# Rate of change (partial differentiation)

• Mar 28th 2014, 05:36 AM
kaemper
Rate of change (partial differentiation)
Greetings,

Attachment 30539I am almost done with this exercise, but I don't get a sqrt(5) in the denominator in my final answer, thus the correct answer is: 5/sqrt(5). How come I don't get a correct answer? Is the formula used incorrect?
• Mar 28th 2014, 07:19 AM
hollywood
Re: Rate of change (partial differentiation)
When you calculate a directional derivative, you need to do the inner product with a unit vector. The unit vector in the direction $\displaystyle \vec{i}+2\vec{j}$ is $\displaystyle \frac{1}{\sqrt{5}}\vec{i}+\frac{2}{\sqrt{5}}\vec{j }$. So when you take the dot product, you should get $\displaystyle \frac{4}{\sqrt{5}}$. I assume your answer 5/sqrt(5) is a typo.

- Hollywood
• Mar 28th 2014, 10:43 AM
kaemper
Re: Rate of change (partial differentiation)
Yes, it is certainly a mistake.
• Mar 29th 2014, 07:19 PM
HallsofIvy
Re: Rate of change (partial differentiation)
You also have the gradient itself wrong. The gradient of $\displaystyle x^2y$ at (-1, -1) is NOT $\displaystyle 2\vec{i}+ \vec{j}$.
• Mar 30th 2014, 09:41 PM
hollywood
Re: Rate of change (partial differentiation)
It's not? I calculated $\displaystyle \nabla(x^2y) = \vec{i}\frac{\partial}{\partial{x}}(x^2y) + \vec{j}\frac{\partial}{\partial{y}}(x^2y) = 2xy\vec{i}+x^2\vec{j}$, and substituting $\displaystyle x=y=-1$ gives $\displaystyle 2\vec{i}+\vec{j}$.

What am I missing?

- Hollywood
• Aug 13th 2014, 02:24 PM
kaemper
Re: Rate of change (partial differentiation)
Quote:

Originally Posted by HallsofIvy
The gradient of $\displaystyle x^2y$ at (-1, -1) is NOT $\displaystyle 2\vec{i}+ \vec{j}$.

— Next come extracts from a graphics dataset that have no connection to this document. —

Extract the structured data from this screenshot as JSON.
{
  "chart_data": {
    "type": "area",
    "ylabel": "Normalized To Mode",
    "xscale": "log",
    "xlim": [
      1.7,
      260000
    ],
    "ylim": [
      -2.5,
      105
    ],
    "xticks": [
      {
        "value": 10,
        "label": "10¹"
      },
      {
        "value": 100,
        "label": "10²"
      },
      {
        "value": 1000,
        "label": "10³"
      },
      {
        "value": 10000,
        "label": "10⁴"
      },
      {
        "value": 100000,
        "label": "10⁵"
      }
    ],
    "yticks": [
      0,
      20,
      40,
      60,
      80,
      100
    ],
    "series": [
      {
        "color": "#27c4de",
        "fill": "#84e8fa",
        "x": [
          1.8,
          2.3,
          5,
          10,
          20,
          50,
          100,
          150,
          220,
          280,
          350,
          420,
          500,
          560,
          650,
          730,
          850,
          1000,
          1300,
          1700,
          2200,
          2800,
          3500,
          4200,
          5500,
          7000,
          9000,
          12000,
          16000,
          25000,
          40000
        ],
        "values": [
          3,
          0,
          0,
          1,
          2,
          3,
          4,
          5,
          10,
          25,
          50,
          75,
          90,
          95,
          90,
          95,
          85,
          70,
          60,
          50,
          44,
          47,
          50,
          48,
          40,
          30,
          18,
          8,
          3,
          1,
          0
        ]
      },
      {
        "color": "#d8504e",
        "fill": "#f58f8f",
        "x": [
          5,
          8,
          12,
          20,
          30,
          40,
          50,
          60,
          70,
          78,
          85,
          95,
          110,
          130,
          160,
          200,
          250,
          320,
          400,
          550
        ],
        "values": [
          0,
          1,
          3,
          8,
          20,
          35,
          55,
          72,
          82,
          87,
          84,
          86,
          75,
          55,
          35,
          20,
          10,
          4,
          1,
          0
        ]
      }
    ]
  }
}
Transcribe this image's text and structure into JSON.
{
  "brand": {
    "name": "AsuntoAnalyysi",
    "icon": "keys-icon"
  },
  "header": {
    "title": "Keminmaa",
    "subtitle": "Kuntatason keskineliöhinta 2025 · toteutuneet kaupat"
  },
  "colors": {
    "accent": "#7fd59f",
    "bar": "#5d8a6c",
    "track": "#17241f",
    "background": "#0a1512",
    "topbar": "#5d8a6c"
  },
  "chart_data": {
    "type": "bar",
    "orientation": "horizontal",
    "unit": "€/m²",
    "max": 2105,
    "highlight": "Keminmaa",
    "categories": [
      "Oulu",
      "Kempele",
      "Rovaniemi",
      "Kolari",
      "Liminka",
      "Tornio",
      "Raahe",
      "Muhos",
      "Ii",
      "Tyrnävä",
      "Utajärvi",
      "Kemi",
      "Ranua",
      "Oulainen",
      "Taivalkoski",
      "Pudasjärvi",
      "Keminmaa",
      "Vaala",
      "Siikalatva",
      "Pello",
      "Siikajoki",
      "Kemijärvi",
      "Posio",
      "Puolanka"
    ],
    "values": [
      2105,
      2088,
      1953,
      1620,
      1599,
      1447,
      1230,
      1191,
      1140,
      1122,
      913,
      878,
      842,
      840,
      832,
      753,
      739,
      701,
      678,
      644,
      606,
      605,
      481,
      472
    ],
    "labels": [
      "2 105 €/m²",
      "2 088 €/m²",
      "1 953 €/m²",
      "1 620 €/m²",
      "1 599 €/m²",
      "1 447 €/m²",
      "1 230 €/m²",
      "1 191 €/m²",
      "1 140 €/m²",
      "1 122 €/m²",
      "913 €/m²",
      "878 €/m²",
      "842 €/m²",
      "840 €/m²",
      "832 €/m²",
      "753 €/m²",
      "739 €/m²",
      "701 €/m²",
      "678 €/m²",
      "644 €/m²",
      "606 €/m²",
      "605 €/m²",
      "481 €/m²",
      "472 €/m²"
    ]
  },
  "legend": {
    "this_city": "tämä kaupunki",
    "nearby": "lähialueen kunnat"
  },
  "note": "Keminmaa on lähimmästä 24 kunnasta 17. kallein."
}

Why is it so, HallsofIvy. The two of us cannot understand that.

Respectfully,
Kaemper
• Aug 13th 2014, 02:45 PM
Cartesius24
Re: Rate of change (partial differentiation)
I agree with previous (we say about unnormed vector)
• Aug 13th 2014, 03:16 PM
kaemper
Re: Rate of change (partial differentiation)
Quote:

Originally Posted by Cartesius24
I agree with previous (we say about unnormed vector)

Do you agree with HallsofIvy?
• Aug 13th 2014, 03:25 PM
Cartesius24
Re: Rate of change (partial differentiation)
With You
• Aug 13th 2014, 03:32 PM
HallsofIvy
Re: Rate of change (partial differentiation)
Quote:

Originally Posted by hollywood
It's not? I calculated $\displaystyle \nabla(x^2y) = \vec{i}\frac{\partial}{\partial{x}}(x^2y) + \vec{j}\frac{\partial}{\partial{y}}(x^2y) = 2xy\vec{i}+x^2\vec{j}$, and substituting $\displaystyle x=y=-1$ gives $\displaystyle 2\vec{i}+\vec{j}$.

What am I missing?

- Hollywood

Okay, I was wrong. For some reason I didn't realize that we were multiplying two negatives!